Özellikle yirminci yüzyılın başından itibaren İslam ve İslam hukuku aleyhinde yazılar yazan, İslam hukukunun ihtiyaçlara cevap vermediğini iddia eden, kültür değişiminin gereği gibi konular üzerinde fikir beyan eden yazarlardan birisi de Hüseyin Cahit’tir. Hüseyin Cahit İslam hukukunu donmuş ve yetersiz olmakla itham etmiştir. Kendisine cevap veren Bediüzzaman; bu tür iddia sahiplerinin çıkış noktalarının yanlışlığına dikkat çekmiştir. Bunların, fikir beyan ederken İslam hükümlerinde yer bulmamış zihniyetlerle, başka din ve kavimlerde görülen uygulamalardan hareketle eleştiride bulunduklarını, İslamiyetle diğer dinleri aynı kefeye koyduklarını belirtmiştir. Oysa ki, İslamiyetle bunların hükümleri arasında dağlar kadar fark vardır. “… sizlerin en büyük hatanız, bizimle hiçbir maddi-manevi münasebeti olmayan menbaları, bizim için kabil-i tatbik kabul etmeniz, yaşadığımız zamana da bu esasata göre boyanmış renkli camlarla bakmış olmanızdır.”(Safa Mürsel, Bediüzzaman Said Nursi ve Devlet Felsefesi, Yeni Asya Yayınları, İstanbul 1995, s. 368-369).

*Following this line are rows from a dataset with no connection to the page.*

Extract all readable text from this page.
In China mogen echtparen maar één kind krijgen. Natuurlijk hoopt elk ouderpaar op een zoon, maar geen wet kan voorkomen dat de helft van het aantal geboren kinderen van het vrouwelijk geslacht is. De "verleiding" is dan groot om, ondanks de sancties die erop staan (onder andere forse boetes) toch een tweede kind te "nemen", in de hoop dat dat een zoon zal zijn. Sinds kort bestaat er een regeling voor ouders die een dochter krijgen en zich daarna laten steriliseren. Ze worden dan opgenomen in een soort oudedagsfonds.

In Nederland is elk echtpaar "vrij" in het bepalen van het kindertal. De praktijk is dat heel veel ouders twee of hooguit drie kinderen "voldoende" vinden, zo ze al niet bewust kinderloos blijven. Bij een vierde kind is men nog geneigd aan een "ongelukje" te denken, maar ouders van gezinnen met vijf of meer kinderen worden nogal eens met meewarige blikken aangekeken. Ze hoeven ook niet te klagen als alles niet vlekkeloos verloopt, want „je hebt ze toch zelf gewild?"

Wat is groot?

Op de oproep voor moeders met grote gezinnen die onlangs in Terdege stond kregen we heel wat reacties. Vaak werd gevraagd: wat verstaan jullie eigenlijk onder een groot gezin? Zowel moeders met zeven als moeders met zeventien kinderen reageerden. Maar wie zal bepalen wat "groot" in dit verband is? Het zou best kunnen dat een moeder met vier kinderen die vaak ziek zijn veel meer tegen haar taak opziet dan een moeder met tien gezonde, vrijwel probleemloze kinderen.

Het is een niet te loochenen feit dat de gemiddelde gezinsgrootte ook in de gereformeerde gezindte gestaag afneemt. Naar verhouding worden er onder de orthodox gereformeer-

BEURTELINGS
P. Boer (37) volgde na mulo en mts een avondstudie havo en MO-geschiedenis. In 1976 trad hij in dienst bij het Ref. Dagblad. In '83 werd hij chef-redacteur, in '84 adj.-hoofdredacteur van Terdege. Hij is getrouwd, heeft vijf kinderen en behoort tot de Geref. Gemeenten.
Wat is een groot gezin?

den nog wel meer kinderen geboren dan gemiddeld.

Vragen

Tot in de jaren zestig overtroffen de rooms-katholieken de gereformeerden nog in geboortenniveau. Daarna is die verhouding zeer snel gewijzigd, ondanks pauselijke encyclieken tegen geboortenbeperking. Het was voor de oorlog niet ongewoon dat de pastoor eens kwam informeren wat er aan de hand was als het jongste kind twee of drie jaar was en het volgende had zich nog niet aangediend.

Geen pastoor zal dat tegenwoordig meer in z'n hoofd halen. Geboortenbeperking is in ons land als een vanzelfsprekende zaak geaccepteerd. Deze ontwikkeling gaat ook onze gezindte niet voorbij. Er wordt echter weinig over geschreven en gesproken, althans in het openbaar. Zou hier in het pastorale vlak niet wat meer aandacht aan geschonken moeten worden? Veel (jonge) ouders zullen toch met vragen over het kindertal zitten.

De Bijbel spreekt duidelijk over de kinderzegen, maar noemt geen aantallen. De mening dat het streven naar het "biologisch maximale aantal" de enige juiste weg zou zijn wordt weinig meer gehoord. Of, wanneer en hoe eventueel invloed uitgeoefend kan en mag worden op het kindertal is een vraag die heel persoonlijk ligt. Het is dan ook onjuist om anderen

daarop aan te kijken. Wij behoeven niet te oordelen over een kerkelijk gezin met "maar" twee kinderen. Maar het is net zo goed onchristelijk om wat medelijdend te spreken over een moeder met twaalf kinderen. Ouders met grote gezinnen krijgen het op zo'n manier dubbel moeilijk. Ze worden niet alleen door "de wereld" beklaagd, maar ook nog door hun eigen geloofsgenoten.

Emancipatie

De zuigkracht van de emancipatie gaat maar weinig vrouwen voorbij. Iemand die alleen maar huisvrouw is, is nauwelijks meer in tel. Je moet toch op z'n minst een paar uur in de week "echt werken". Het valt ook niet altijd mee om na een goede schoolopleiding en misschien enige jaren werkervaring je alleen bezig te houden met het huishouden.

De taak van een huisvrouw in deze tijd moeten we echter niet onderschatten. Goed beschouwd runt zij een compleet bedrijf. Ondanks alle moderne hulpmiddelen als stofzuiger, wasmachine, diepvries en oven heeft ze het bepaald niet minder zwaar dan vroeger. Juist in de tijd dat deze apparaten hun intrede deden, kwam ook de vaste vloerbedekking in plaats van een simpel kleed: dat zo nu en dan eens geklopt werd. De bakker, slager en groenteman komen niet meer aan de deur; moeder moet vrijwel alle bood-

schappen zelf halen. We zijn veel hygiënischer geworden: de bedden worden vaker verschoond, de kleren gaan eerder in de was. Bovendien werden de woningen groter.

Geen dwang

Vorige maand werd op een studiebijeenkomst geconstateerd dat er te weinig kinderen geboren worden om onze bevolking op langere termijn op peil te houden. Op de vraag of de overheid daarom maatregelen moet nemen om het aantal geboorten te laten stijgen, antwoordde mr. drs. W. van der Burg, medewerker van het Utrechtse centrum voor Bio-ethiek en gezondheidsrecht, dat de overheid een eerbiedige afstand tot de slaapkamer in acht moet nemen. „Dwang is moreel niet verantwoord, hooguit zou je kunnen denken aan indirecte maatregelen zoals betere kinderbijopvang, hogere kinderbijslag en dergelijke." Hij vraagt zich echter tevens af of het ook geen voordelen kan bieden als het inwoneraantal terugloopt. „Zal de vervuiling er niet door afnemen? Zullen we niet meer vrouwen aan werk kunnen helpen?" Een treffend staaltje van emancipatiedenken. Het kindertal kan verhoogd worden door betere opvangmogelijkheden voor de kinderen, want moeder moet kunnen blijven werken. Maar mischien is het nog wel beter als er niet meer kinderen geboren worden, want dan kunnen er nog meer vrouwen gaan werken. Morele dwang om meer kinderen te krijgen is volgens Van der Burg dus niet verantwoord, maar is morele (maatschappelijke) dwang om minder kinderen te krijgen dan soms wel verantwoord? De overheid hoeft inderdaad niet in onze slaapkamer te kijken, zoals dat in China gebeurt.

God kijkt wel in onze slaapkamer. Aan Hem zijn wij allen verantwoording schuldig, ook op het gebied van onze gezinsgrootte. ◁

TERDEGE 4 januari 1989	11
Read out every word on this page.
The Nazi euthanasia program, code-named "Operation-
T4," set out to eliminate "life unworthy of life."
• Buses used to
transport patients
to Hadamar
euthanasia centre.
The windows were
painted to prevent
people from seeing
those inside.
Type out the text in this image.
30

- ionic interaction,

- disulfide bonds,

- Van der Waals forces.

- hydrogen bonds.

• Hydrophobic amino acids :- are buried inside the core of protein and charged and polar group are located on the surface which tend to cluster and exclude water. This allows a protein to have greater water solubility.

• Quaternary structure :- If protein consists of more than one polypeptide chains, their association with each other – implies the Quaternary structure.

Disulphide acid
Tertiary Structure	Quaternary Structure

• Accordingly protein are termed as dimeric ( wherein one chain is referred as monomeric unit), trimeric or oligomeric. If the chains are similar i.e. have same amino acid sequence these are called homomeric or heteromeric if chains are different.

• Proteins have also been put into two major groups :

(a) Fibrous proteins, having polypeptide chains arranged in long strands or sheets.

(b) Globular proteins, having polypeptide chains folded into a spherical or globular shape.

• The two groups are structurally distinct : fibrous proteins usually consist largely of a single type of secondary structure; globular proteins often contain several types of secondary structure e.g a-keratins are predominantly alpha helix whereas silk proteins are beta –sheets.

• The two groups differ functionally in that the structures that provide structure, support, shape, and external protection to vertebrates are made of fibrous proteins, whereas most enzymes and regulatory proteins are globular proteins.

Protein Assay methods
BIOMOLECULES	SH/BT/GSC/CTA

Risale-i Nur’da, Mizancı Murad ile hürriyetin mahiyeti üzerindeki tartışmaları vesilesiyle ismi zikredilmiş, bu konudaki tavrı ve fikirleriyle yanlış ve hatalı olduğuna işaret edilmiştir. Mizan Gazetesi sahibi Mehmed Murad ile Tanin yazarı Hüseyin Cahit fikri tartışmalara girerken, özellikle Hüseyin Cahit’in üslubu rahatsızlıklara sebep olmuştur. Hürriyet kavramı ile ilgili tartışmalara katılan Bediüzzaman, hürriyetin sınırlarını, “ne nefsine ne gayriye zararı dokunmasın”(Münazarat, 1998, s. 54) şeklinde çizer. Bu arada, “Tam ve mükemmel hürriyet, kişinin firavunlaşmaması ve başkasının hürriyeti ile alay etmemesidir. Şüphesiz, gaye haktır; ama mücadele üslubu uygun değildir” (Münazarat, s. 56) özdeyişini aktardıktan sonra, iki yazar arasındaki tartışmada Mizancı Murad’ın haklı, Hüseyin Cahid’in ise yanlış ve hatalı olduğunu ifade etmiştir.

Eserleri

Nadide, 1891 yılında yazdığı ilk romanıdır. Hayal İçinde roman olup 1901’de yazılmıştır. Kavgalarım adını taşıyan romanını 1910 yılında yazmıştır. Türkçe dil bilgisi kitabı olan Türkçe Sarf ve Nahiv adlı eserini 1911’de kaleme almıştır. Uzun bir zaman dilimine yayılmış olan yazı ve siyasi hayatının anıları Edebi Hatıralar adı altında 1935 yılında yayımlanmıştır. Hayat-ı Muhayyel hikaye olup 1899’da yayımlanmıştır. Hayat-ı Hakikiyye Sahneleri hakaye-fıkra mahiyetindeki eseri olup 1910’da yayımlanmıştır. Niçin Aldatırlarmış hikaye olup 1922’de yayımlanmıştır.